魔女の住む森
暗い、陽の光すら届かない森の奥で、サリヴァンはニヤリと笑みをこぼした。
両手に握る大鉈と、背負うマスケット銃。その全てに炎の灯った十字架の紋章が刻まれている。
彼は王都から派遣された一流のウィッチハンター、つまり魔女狩りを生業とする者だった。
元々ただの盗賊だったのだが、盗みに入った家の主が魔女だった事がきっかけで、今の仕事へと転職したのだ。
数人のグループで侵入し、魔女の魔法によりサリヴァンを除いた全員が八つ裂きにされた。しかし彼だけは機転をきかせ、鉈に油を塗り、魔女が唯一苦手とする炎を灯してその身を引き裂いて焼いた。

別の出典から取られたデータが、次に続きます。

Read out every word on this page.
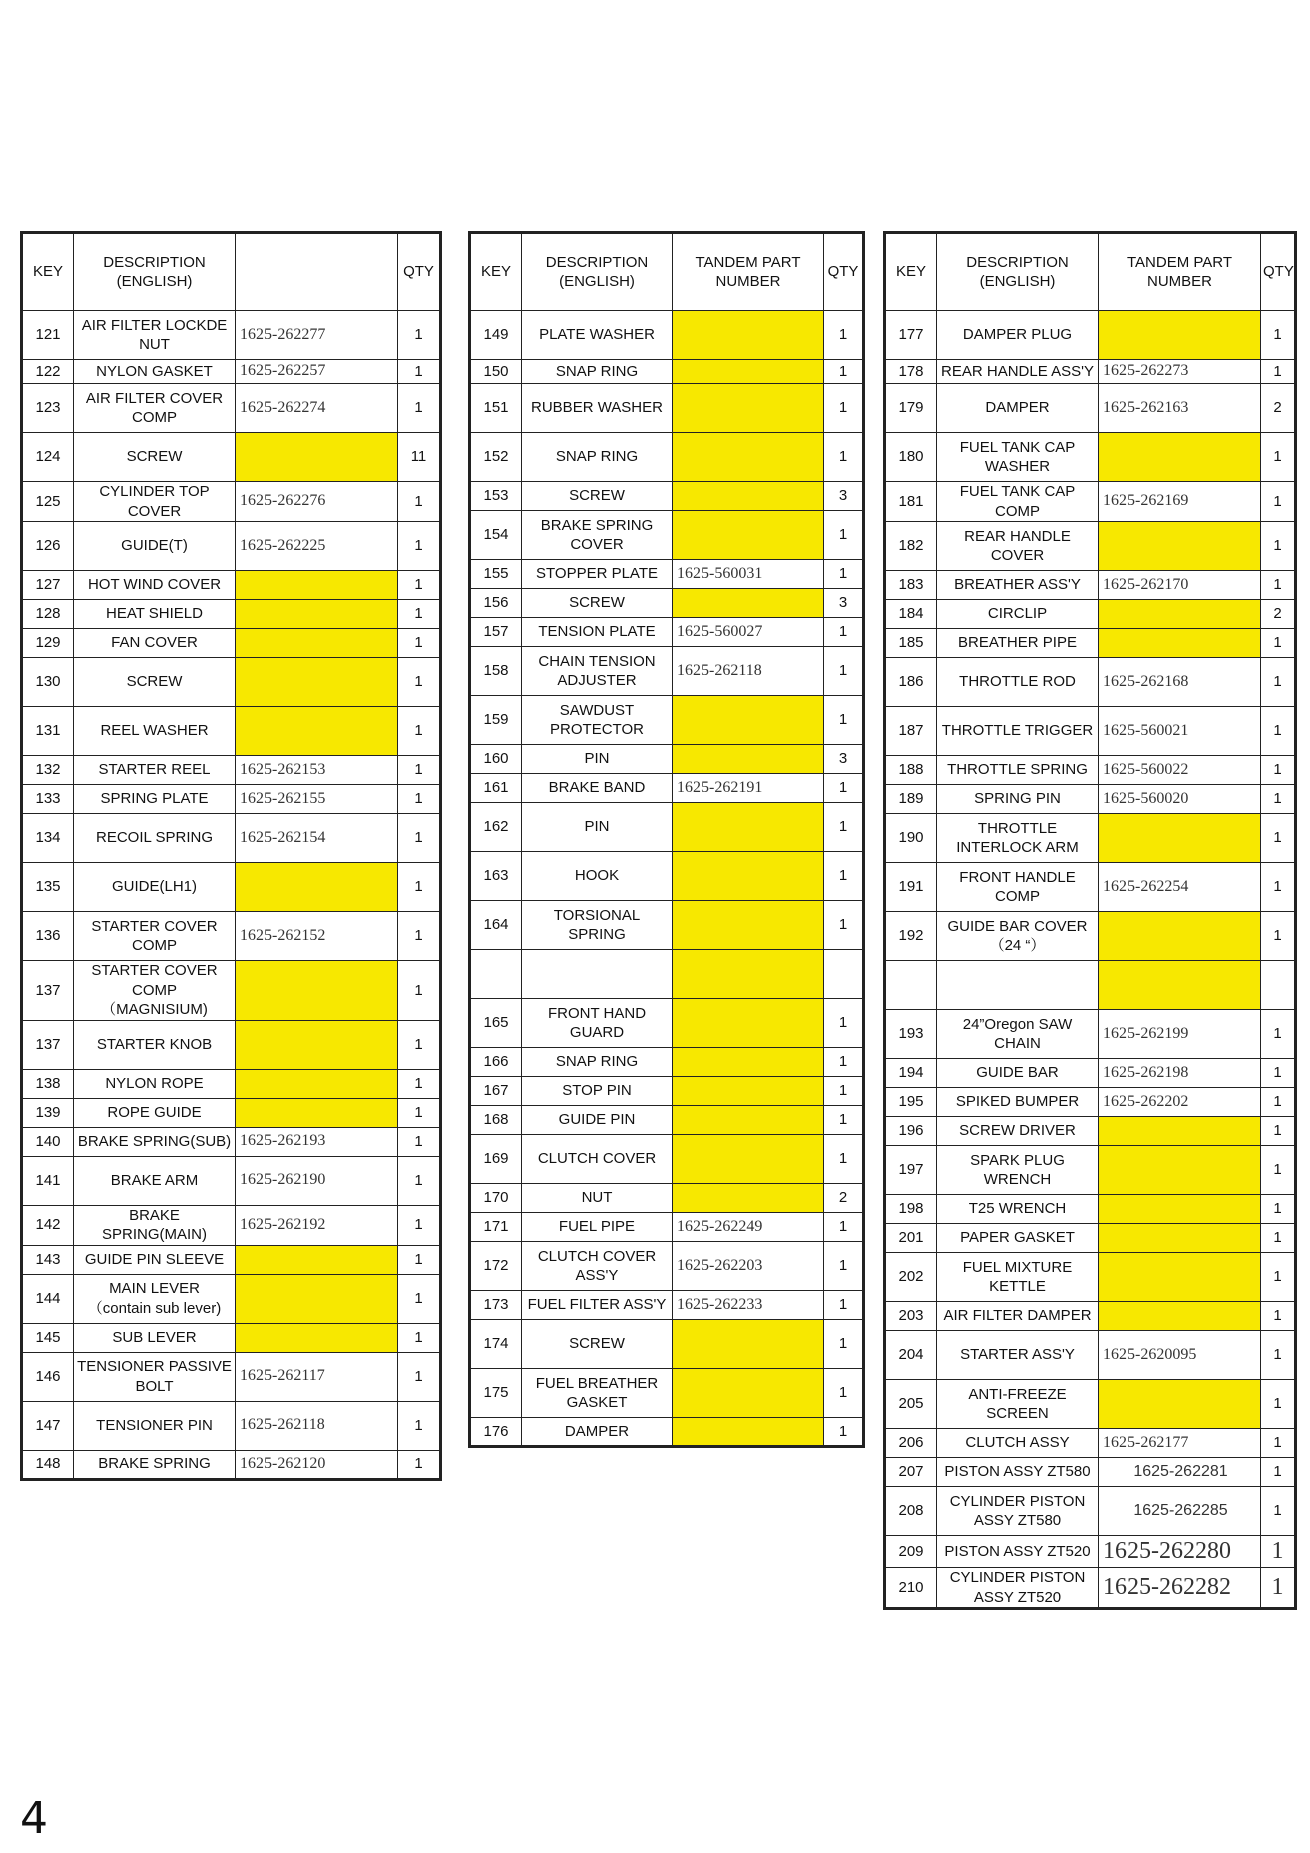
KEY	DESCRIPTION
(ENGLISH)		QTY
121	AIR FILTER LOCKDE
NUT	1625-262277	1
122	NYLON GASKET	1625-262257	1
123	AIR FILTER COVER
COMP	1625-262274	1
124	SCREW		11
125	CYLINDER TOP
COVER	1625-262276	1
126	GUIDE(T)	1625-262225	1
127	HOT WIND COVER		1
128	HEAT SHIELD		1
129	FAN COVER		1
130	SCREW		1
131	REEL WASHER		1
132	STARTER REEL	1625-262153	1
133	SPRING PLATE	1625-262155	1
134	RECOIL SPRING	1625-262154	1
135	GUIDE(LH1)		1
136	STARTER COVER
COMP	1625-262152	1
137	STARTER COVER
COMP
（MAGNISIUM)		1
137	STARTER KNOB		1
138	NYLON ROPE		1
139	ROPE GUIDE		1
140	BRAKE SPRING(SUB)	1625-262193	1
141	BRAKE ARM	1625-262190	1
142	BRAKE
SPRING(MAIN)	1625-262192	1
143	GUIDE PIN SLEEVE		1
144	MAIN LEVER
（contain sub lever)		1
145	SUB LEVER		1
146	TENSIONER PASSIVE
BOLT	1625-262117	1
147	TENSIONER PIN	1625-262118	1
148	BRAKE SPRING	1625-262120	1
KEY	DESCRIPTION
(ENGLISH)	TANDEM PART
NUMBER	QTY
149	PLATE WASHER		1
150	SNAP RING		1
151	RUBBER WASHER		1
152	SNAP RING		1
153	SCREW		3
154	BRAKE SPRING
COVER		1
155	STOPPER PLATE	1625-560031	1
156	SCREW		3
157	TENSION PLATE	1625-560027	1
158	CHAIN TENSION
ADJUSTER	1625-262118	1
159	SAWDUST
PROTECTOR		1
160	PIN		3
161	BRAKE BAND	1625-262191	1
162	PIN		1
163	HOOK		1
164	TORSIONAL SPRING		1

165	FRONT HAND
GUARD		1
166	SNAP RING		1
167	STOP PIN		1
168	GUIDE PIN		1
169	CLUTCH COVER		1
170	NUT		2
171	FUEL PIPE	1625-262249	1
172	CLUTCH COVER
ASS'Y	1625-262203	1
173	FUEL FILTER ASS'Y	1625-262233	1
174	SCREW		1
175	FUEL BREATHER
GASKET		1
176	DAMPER		1
KEY	DESCRIPTION
(ENGLISH)	TANDEM PART
NUMBER	QTY
177	DAMPER PLUG		1
178	REAR HANDLE ASS'Y	1625-262273	1
179	DAMPER	1625-262163	2
180	FUEL TANK CAP
WASHER		1
181	FUEL TANK CAP
COMP	1625-262169	1
182	REAR HANDLE
COVER		1
183	BREATHER ASS'Y	1625-262170	1
184	CIRCLIP		2
185	BREATHER PIPE		1
186	THROTTLE ROD	1625-262168	1
187	THROTTLE TRIGGER	1625-560021	1
188	THROTTLE SPRING	1625-560022	1
189	SPRING PIN	1625-560020	1
190	THROTTLE
INTERLOCK ARM		1
191	FRONT HANDLE
COMP	1625-262254	1
192	GUIDE BAR COVER
（24 “）		1

193	24”Oregon SAW
CHAIN	1625-262199	1
194	GUIDE BAR	1625-262198	1
195	SPIKED BUMPER	1625-262202	1
196	SCREW DRIVER		1
197	SPARK PLUG
WRENCH		1
198	T25 WRENCH		1
201	PAPER GASKET		1
202	FUEL MIXTURE
KETTLE		1
203	AIR FILTER DAMPER		1
204	STARTER ASS'Y	1625-2620095	1
205	ANTI-FREEZE SCREEN		1
206	CLUTCH ASSY	1625-262177	1
207	PISTON ASSY ZT580	1625-262281	1
208	CYLINDER PISTON
ASSY ZT580	1625-262285	1
209	PISTON ASSY ZT520	1625-262280	1
210	CYLINDER PISTON
ASSY ZT520	1625-262282	1
4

盗賊が悪しき魔女を聖なる炎で焼き払ったと、街では大騒ぎになり、今までの全ての罪を免罪とし、その代わりにウィッチハンターとして働く事となったのだ。
(別にいくとこもやる事もあんまねぇし……やってやるか)
ほんのそんな軽い気持ちで始めた事だったが、コレがなかなかどうして楽しかった。人の形をしているソレを斬り殺そうが焼き殺そうが誰にも何も文句を言われない、どころか感謝されお礼までされる。
こんな美味しい仕事は他にない。
なにより、女の形をした化け物の悲鳴を聴くのが段々と心地よくなって来たのだ。
(特にちょっと熟れた魔女は助けてもらおうとなんでもするからなぁ、まぁ今回も楽しませてもらうさ)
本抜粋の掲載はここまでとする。